No i jak to mówią, pojechał po bandzie.

Pogląd o prymacie nauk ścisłych i technicznych nad humanistycznymi i społecznymi nie odzwierciedla jednak bynajmniej żadnych nowoczesnych trendów, lecz jest reliktem XIX-wiecznego nurtu filozoficzno-światopoglądowego znanego jako pozytywizm – I na dzień dobry ustawiamy sobie pole do dyskusji. Nie żebym przesadnie wierzył w sensowność takich porównań (jak ustalić czy matematyka jest warta więcej od historii? Bez sensu – ale znamienne, że tych słów nie pisze przedstawiciel porządnej nauki humanistycznej, tylko socjolog), ale w porządku: są różne sposoby leczenia kompleksów. Relikt? Czemu nie, w sumie wpasowuje się taka fraza w dominujący obecnie trend do uwielbiania wszystkiego co nowoczesne, w połączeniu z tępieniem tradycji utożsamianej z zacofaniem.

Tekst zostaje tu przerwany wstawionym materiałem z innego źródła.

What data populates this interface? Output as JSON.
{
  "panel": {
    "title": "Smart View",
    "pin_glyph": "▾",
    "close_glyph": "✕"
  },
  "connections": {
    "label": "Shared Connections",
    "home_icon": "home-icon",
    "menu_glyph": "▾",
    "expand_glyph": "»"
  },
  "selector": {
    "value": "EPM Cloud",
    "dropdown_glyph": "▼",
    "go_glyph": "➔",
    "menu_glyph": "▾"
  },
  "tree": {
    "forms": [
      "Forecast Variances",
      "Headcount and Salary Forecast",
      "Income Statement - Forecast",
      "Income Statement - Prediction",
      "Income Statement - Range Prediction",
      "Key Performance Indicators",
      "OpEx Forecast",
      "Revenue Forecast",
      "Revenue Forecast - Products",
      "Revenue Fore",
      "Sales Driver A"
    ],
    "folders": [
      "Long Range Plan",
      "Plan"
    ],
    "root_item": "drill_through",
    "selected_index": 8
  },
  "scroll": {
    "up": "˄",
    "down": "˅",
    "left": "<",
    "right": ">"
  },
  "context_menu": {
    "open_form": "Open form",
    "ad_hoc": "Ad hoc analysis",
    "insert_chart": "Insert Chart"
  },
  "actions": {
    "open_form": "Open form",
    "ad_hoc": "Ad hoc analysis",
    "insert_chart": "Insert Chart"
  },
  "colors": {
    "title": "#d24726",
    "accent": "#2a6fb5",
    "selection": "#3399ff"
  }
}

Należą do nich (zwolenników pozytywizmu – KPB) twórcy profilu i programu polskiego szkolnictwa powszechnego. Idąc w ślady swych prekursorów z dwóch ubiegłych stuleci, wierzą oni naiwnie, że wiedza rodzi się z gromadzenia i uogólniania danych faktograficznych, a jej kluczowymi dziedzinami są nauki przyrodnicze i ścisłe. – nasuwa się w tym momencie pytanie, z czego – zdaniem tumanisty Majcherka – bierze się wiedza? Niepokalane poczęcie? Nie, przecież wiara w takie zjawiska nie przystaje do nowoczesnego społeczeństwa otwartego… Mam osobiście teorię: otóż wiedza w socjologii (o ile coś takiego w ogóle istnieje) wynika z tego, co powiedziały autorytety. Co skądinąd jest bardzo wygodne: nie trzeba się wysilać, tworzyć niczego oryginalnego: wystarczy tylko odpowiednio długo trzymać się w miejscu – “politicians, whores and buildings – all become respectable, if they last long enough”, jak mówił jeden z bohaterów “Chinatown”. Dołożyłbym do tej grupy jeszcze humanistów – w przeciwieństwie do matematyków, którzy twórczo “szczytują” w okolicach trzydziestki, a potem jest już tylko trwanie.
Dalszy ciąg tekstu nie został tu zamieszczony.